Benefits
By Jerry Geisel
Jul. 9, 2012
American Airlines Inc. and parent company AMR Corp. have filed suit in U.S. Bankruptcy Court asking for a ruling to allow the airline to stop providing retiree health and life insurance to current retirees.
In its suit filed July 6 in U.S. Bankruptcy Court for the Southern District of New York, American and AMR said they never promised to provide benefits for life and reserved their rights to modify the plans.
“Because the retiree health and welfare benefits are not vested, and because modifying retiree health and welfare benefits to reduce costs fall within American’s sound business judgment, American may unilaterally modify health and welfare benefits for current retirees,” the airline argued in the suit.
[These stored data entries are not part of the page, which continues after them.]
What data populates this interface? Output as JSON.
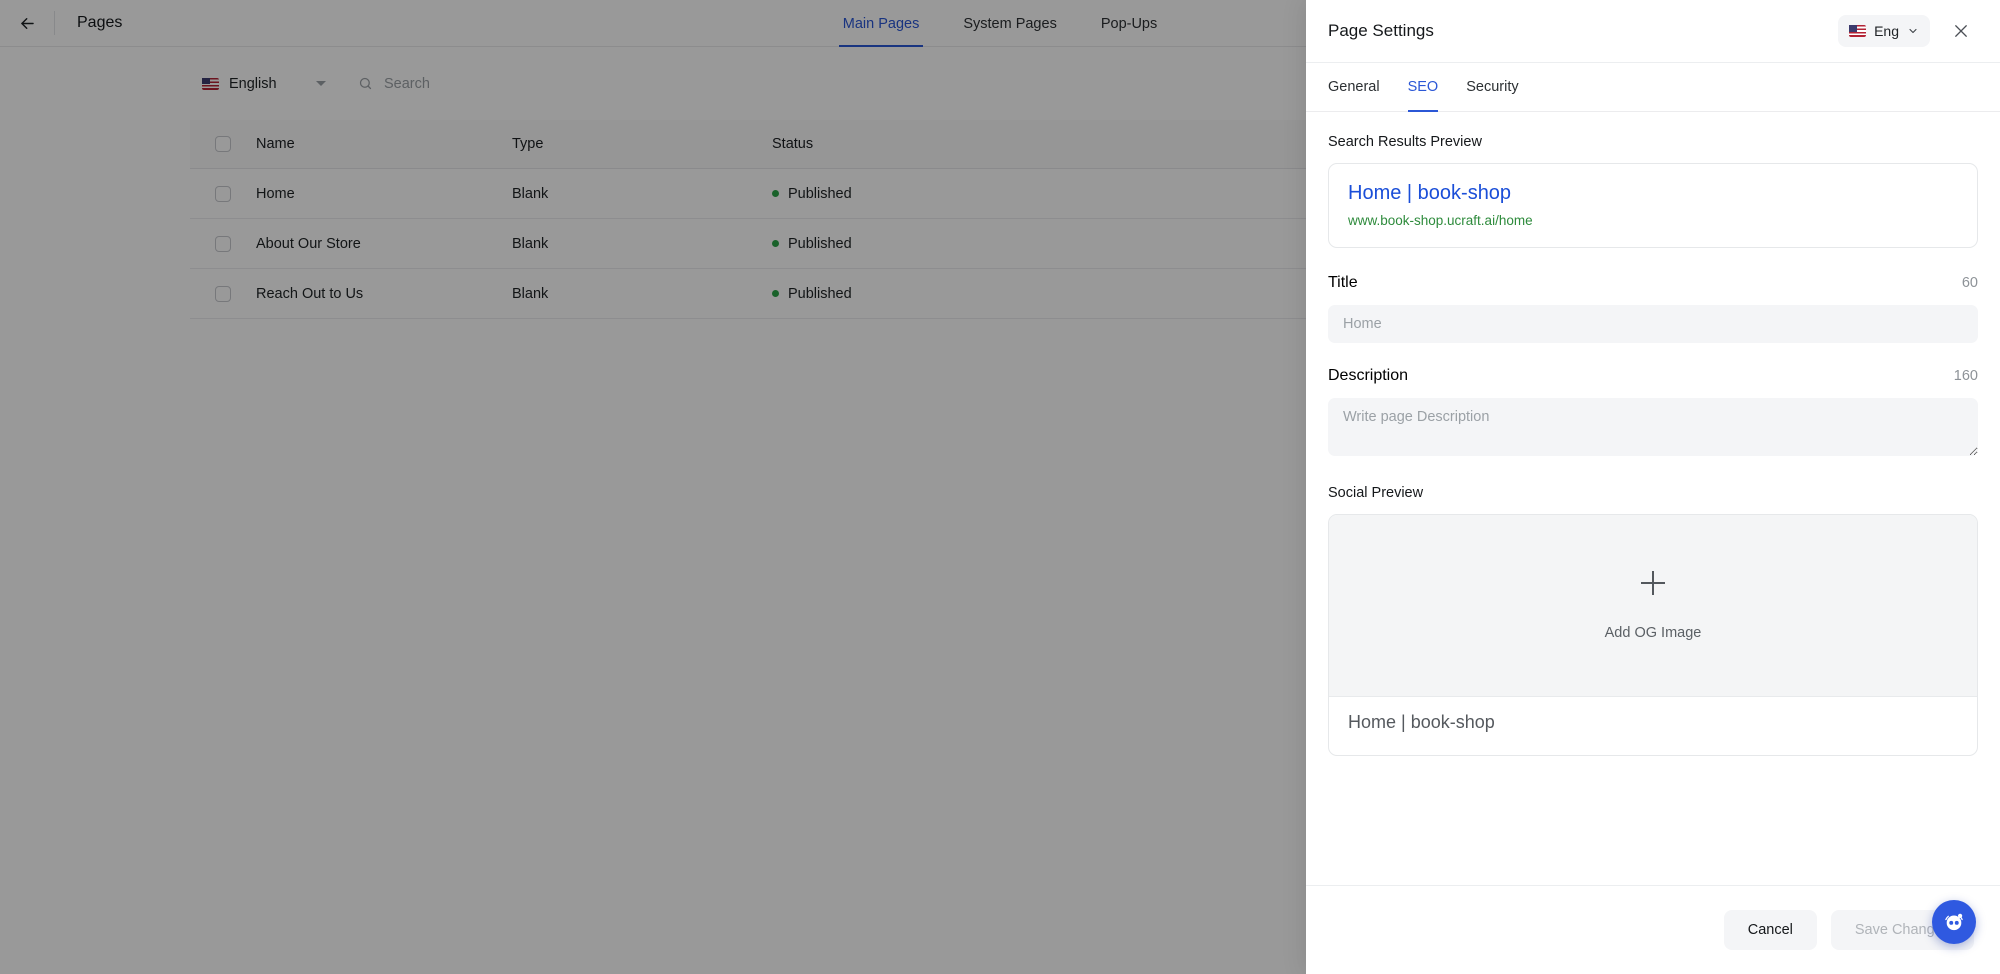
{
  "topbar": {
    "back_icon": "arrow-left-icon",
    "title": "Pages",
    "tabs": [
      {
        "label": "Main Pages",
        "active": true
      },
      {
        "label": "System Pages",
        "active": false
      },
      {
        "label": "Pop-Ups",
        "active": false
      }
    ]
  },
  "toolbar": {
    "language": "English",
    "language_flag": "us-flag-icon",
    "search_placeholder": "Search",
    "search_value": "",
    "search_icon": "search-icon",
    "chevron_icon": "chevron-down-icon"
  },
  "table": {
    "columns": [
      "Name",
      "Type",
      "Status"
    ],
    "rows": [
      {
        "name": "Home",
        "type": "Blank",
        "status": "Published",
        "status_color": "#2aa346",
        "checked": false
      },
      {
        "name": "About Our Store",
        "type": "Blank",
        "status": "Published",
        "status_color": "#2aa346",
        "checked": false
      },
      {
        "name": "Reach Out to Us",
        "type": "Blank",
        "status": "Published",
        "status_color": "#2aa346",
        "checked": false
      }
    ]
  },
  "panel": {
    "title": "Page Settings",
    "language_pill": "Eng",
    "language_pill_flag": "us-flag-icon",
    "close_icon": "close-icon",
    "tabs": [
      {
        "label": "General",
        "active": false
      },
      {
        "label": "SEO",
        "active": true
      },
      {
        "label": "Security",
        "active": false
      }
    ],
    "seo": {
      "search_preview_label": "Search Results Preview",
      "preview_title": "Home | book-shop",
      "preview_url": "www.book-shop.ucraft.ai/home",
      "title_label": "Title",
      "title_counter": "60",
      "title_value": "",
      "title_placeholder": "Home",
      "description_label": "Description",
      "description_counter": "160",
      "description_value": "",
      "description_placeholder": "Write page Description",
      "social_preview_label": "Social Preview",
      "og_add_label": "Add OG Image",
      "og_plus_icon": "plus-icon",
      "og_card_title": "Home | book-shop"
    },
    "footer": {
      "cancel_label": "Cancel",
      "save_label": "Save Changes",
      "save_disabled": true
    }
  },
  "chat_fab": {
    "icon": "chat-bot-icon",
    "color": "#2f59e0"
  },
  "colors": {
    "accent": "#2b57d6",
    "link": "#1a4ed8",
    "url_green": "#2e8b3c",
    "status_green": "#2aa346",
    "field_bg": "#f4f5f7"
  }
}
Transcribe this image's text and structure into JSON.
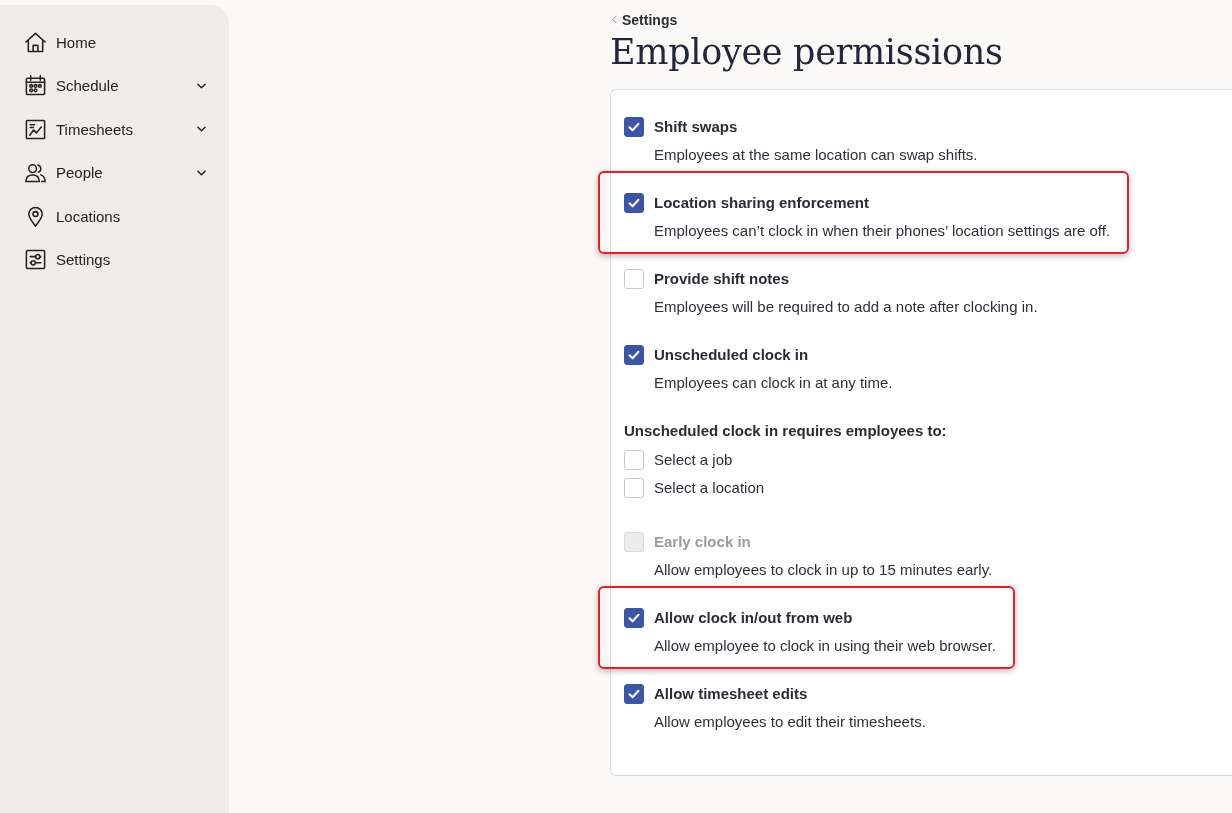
{
  "sidebar": {
    "items": [
      {
        "label": "Home",
        "kind": "link"
      },
      {
        "label": "Schedule",
        "kind": "group"
      },
      {
        "label": "Timesheets",
        "kind": "group"
      },
      {
        "label": "People",
        "kind": "group"
      },
      {
        "label": "Locations",
        "kind": "link"
      },
      {
        "label": "Settings",
        "kind": "link"
      }
    ]
  },
  "breadcrumb": {
    "label": "Settings"
  },
  "title": "Employee permissions",
  "permissions": [
    {
      "kind": "setting",
      "label": "Shift swaps",
      "description": "Employees at the same location can swap shifts.",
      "checked": true,
      "disabled": false,
      "highlighted": false
    },
    {
      "kind": "setting",
      "label": "Location sharing enforcement",
      "description": "Employees can’t clock in when their phones’ location settings are off.",
      "checked": true,
      "disabled": false,
      "highlighted": true
    },
    {
      "kind": "setting",
      "label": "Provide shift notes",
      "description": "Employees will be required to add a note after clocking in.",
      "checked": false,
      "disabled": false,
      "highlighted": false
    },
    {
      "kind": "setting",
      "label": "Unscheduled clock in",
      "description": "Employees can clock in at any time.",
      "checked": true,
      "disabled": false,
      "highlighted": false
    },
    {
      "kind": "requirements",
      "heading": "Unscheduled clock in requires employees to:",
      "options": [
        {
          "label": "Select a job",
          "checked": false
        },
        {
          "label": "Select a location",
          "checked": false
        }
      ]
    },
    {
      "kind": "setting",
      "label": "Early clock in",
      "description": "Allow employees to clock in up to 15 minutes early.",
      "checked": false,
      "disabled": true,
      "highlighted": false
    },
    {
      "kind": "setting",
      "label": "Allow clock in/out from web",
      "description": "Allow employee to clock in using their web browser.",
      "checked": true,
      "disabled": false,
      "highlighted": true
    },
    {
      "kind": "setting",
      "label": "Allow timesheet edits",
      "description": "Allow employees to edit their timesheets.",
      "checked": true,
      "disabled": false,
      "highlighted": false
    }
  ]
}
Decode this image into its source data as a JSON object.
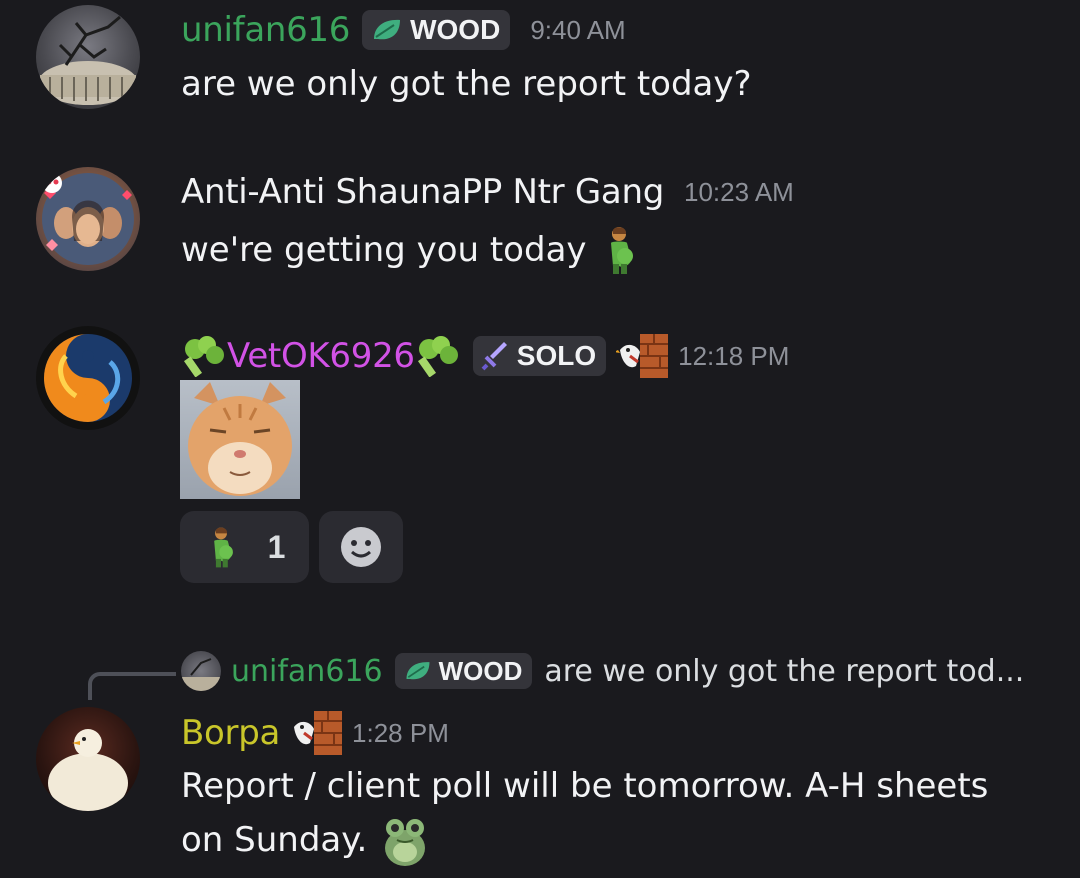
{
  "colors": {
    "background": "#1a1a1e",
    "username_green": "#3ba55c",
    "username_white": "#f2f3f5",
    "username_pink": "#d252e6",
    "username_yellow": "#c9c62a",
    "timestamp": "#8e9199",
    "tag_bg": "#34343a"
  },
  "messages": [
    {
      "author": "unifan616",
      "tag": "WOOD",
      "tag_icon": "leaf-icon",
      "time": "9:40 AM",
      "text": "are we only got the report today?"
    },
    {
      "author": "Anti-Anti ShaunaPP Ntr Gang",
      "time": "10:23 AM",
      "text": "we're getting you today",
      "text_emoji": "pregnant-man-emoji"
    },
    {
      "author_prefix_icon": "broccoli-icon",
      "author": "VetOK6926",
      "author_suffix_icon": "broccoli-icon",
      "tag": "SOLO",
      "tag_icon": "sword-icon",
      "extra_icon": "bird-brick-icon",
      "time": "12:18 PM",
      "image": "cat-image",
      "reactions": [
        {
          "emoji": "pregnant-man-emoji",
          "count": "1"
        },
        {
          "emoji": "add-reaction-icon",
          "count": ""
        }
      ]
    },
    {
      "reply_to": {
        "author": "unifan616",
        "tag": "WOOD",
        "text": "are we only got the report tod..."
      },
      "author": "Borpa",
      "extra_icon": "bird-brick-icon",
      "time": "1:28 PM",
      "text_line1": "Report / client poll will be tomorrow. A-H sheets",
      "text_line2": "on Sunday.",
      "text_emoji": "frog-emoji"
    }
  ]
}
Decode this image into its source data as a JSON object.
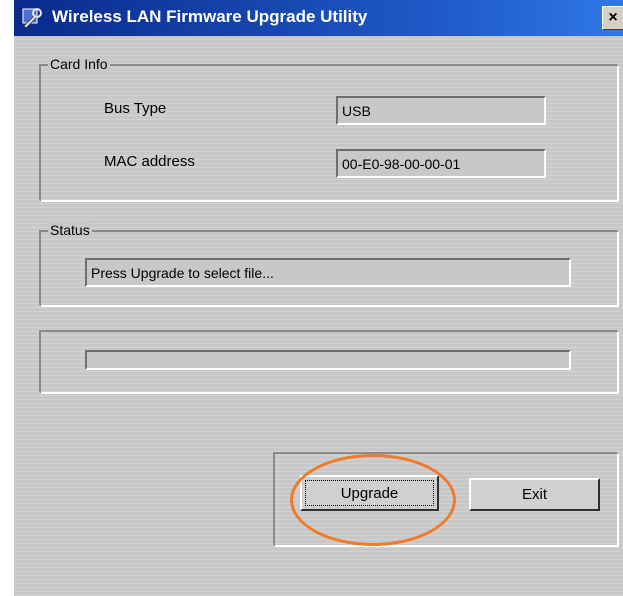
{
  "window": {
    "title": "Wireless LAN Firmware Upgrade Utility",
    "close_label": "×"
  },
  "card_info": {
    "legend": "Card Info",
    "bus_type_label": "Bus Type",
    "bus_type_value": "USB",
    "mac_label": "MAC address",
    "mac_value": "00-E0-98-00-00-01"
  },
  "status": {
    "legend": "Status",
    "message": "Press Upgrade to select file..."
  },
  "progress": {
    "value": 0
  },
  "buttons": {
    "upgrade_label": "Upgrade",
    "exit_label": "Exit"
  },
  "annotation": {
    "ring_color": "#f07a2a"
  }
}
American, which filed for Chapter 11 bankruptcy reorganization in November 2011, said it intends to freeze three of its four massively underfunded pension plans.
It also intends to freezea fourth plan—one covering its pilots—assuming the Internal Revenue Service finalizes a proposed rule that would allow employers that have filed for bankruptcy to remove plan participants’ right to receive their accrued benefits as a lump sum rather than as a monthly annuity.
Without such a change, American said it fears that a high number of pilots eligible to retire early would take their accrued benefit as a lump sum and retire, adversely affecting the airline’s ability to operate.